Beam Me Up, Wall Street: Traditional finance moves at dial-up speeds compared to photonic transactions. Banks still use fiber optics like it's 1995—meanwhile, startups are encoding data in light pulses that could make Nasdaq's infrastructure look like a candlelit ledger.

The Dark Side of Bright Tech: For every breakthrough in solar cell efficiency, there's a VC firm turning it into a speculative asset class. Photonics ETFs now trade at 30x earnings—because apparently light-based revenue streams are immune to gravity.

The future's so bright? Maybe. But someone's definitely selling opaque investment vehicles to capitalize on it.

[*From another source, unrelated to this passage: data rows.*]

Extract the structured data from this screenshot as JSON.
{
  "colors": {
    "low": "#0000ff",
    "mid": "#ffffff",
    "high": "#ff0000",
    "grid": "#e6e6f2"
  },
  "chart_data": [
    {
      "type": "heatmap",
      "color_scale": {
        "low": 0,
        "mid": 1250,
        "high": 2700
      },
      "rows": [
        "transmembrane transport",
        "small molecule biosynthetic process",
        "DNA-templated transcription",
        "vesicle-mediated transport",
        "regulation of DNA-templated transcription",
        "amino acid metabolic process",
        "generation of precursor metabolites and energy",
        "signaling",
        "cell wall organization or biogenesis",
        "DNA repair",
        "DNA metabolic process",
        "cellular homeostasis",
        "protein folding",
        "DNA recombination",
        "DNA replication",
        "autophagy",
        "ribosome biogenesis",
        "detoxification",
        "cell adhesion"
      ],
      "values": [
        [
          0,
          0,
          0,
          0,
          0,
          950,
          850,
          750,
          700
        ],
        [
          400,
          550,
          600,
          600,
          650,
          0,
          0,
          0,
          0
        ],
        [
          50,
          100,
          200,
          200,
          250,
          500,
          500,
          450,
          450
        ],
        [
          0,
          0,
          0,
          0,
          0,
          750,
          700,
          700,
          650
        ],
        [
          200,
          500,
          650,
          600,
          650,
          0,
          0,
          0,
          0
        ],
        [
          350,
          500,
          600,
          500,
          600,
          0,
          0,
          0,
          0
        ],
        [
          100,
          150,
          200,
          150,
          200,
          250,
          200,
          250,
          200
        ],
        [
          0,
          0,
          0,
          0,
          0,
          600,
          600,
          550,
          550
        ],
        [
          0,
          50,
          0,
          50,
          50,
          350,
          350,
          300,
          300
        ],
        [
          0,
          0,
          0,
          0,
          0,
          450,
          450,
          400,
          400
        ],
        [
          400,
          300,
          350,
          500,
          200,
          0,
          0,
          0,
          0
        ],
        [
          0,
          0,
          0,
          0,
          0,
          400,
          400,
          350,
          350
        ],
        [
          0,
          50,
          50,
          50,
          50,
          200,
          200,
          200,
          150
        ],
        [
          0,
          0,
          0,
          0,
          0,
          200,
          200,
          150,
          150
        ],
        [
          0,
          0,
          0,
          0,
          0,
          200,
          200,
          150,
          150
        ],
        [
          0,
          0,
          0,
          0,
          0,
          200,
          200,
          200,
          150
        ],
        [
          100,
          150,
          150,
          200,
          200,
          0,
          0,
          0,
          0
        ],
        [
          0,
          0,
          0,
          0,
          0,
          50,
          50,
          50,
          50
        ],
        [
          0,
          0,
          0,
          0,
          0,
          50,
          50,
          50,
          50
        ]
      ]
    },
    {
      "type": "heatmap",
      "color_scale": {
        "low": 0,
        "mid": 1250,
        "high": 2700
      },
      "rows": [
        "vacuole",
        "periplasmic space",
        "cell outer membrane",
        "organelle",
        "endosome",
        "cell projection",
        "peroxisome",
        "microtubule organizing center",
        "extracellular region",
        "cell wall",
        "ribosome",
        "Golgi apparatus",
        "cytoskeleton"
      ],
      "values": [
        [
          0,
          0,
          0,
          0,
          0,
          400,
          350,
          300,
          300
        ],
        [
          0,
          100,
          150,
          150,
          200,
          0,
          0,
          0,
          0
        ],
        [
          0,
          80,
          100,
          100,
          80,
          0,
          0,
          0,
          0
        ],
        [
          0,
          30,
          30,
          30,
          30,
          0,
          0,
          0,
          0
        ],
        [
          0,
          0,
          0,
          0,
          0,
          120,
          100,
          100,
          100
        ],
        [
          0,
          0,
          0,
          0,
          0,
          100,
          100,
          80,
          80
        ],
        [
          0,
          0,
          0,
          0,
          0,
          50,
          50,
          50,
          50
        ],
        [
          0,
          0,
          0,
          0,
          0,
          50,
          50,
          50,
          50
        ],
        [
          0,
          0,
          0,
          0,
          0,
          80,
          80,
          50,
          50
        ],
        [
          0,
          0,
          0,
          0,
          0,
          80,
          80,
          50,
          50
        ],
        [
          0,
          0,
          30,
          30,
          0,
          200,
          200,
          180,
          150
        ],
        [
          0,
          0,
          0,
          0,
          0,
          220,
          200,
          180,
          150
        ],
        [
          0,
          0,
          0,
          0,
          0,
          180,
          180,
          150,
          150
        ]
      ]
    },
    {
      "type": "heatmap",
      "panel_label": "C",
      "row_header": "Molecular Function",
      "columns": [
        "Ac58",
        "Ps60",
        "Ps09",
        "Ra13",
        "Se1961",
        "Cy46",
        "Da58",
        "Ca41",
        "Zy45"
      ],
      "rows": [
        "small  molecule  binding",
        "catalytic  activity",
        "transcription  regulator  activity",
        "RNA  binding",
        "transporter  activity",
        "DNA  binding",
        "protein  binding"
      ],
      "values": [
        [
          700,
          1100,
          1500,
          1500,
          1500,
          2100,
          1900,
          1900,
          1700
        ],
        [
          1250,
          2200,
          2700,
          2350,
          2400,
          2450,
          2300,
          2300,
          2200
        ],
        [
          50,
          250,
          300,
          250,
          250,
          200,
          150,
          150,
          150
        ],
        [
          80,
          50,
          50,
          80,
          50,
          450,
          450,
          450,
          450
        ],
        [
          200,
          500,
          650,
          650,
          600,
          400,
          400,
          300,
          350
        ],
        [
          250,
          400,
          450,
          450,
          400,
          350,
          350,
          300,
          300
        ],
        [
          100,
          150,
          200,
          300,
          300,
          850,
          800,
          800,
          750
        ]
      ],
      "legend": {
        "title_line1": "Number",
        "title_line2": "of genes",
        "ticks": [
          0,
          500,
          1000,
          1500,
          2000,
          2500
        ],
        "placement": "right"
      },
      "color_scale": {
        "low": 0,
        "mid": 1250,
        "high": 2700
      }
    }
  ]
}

US electricity generation has stagnated over the past 15 years, with gains in natural gas (in blue) and renewables (green) only offsetting the decline in coal (brown).

Paying in cash — so far:

The five big hyperscalers have so far funded their AI capex boom with cash, but that is starting to change: Meta, Google and Oracle have collectively borrowed nearly $100 billion from the bond market over the past eight days.

Tapping the brakes?

Torsten Slok notes that investment in data centers is still growing (rapidly), it’s growing at a slower rate. My guess is they can’t build the power generation fast enough to keep up. (There WOULD be no such issue in space.)

Rate cuts incoming?

Polymarket betting suggests there’s an 80% chance the president’s IEEPA tariffs will be deemed unconstitutional. If the tariffs are revoked, inflation would presumably fall, giving the Fed room to cut interest rates. Tariff payers might even get the $90 billion they paid refunded. What happens if we get rate cuts, bigger deficits and an AI capex boom? The bubble might only just be getting started.

Job cuts:

Younger workers could use some help from the Fed. The last time the BLS collected data (way back in August) the unemployment rate for 20-24 year-olds had risen to 9.2%.

Not AI’s fault?

AI typically gets the blame for companies hiring fewer recent graduates, but layoffs in the most directly impacted industry are expected to be lower this year than last.

Bubble watch:

Nvidia is calculated to have a higher weighting in Morgan Stanley’s benchmarked world index than the entire country of Japan.

The scariest chart?

The FT that the West is losing its “culture of progress,” with worrying implications for public policy: The 2025 Nobel Prize for Economics was awarded to three economists whose work suggests that believing in progress is essential to making it.

Rookie numbers?

Tomasz Tunguz notes that AI infrastructure is only the sixth-biggest infrastructure project in US history (if wars count).

For the sake of progress, let’s hope it gets much bigger.

Have a great weekend, space-based readers.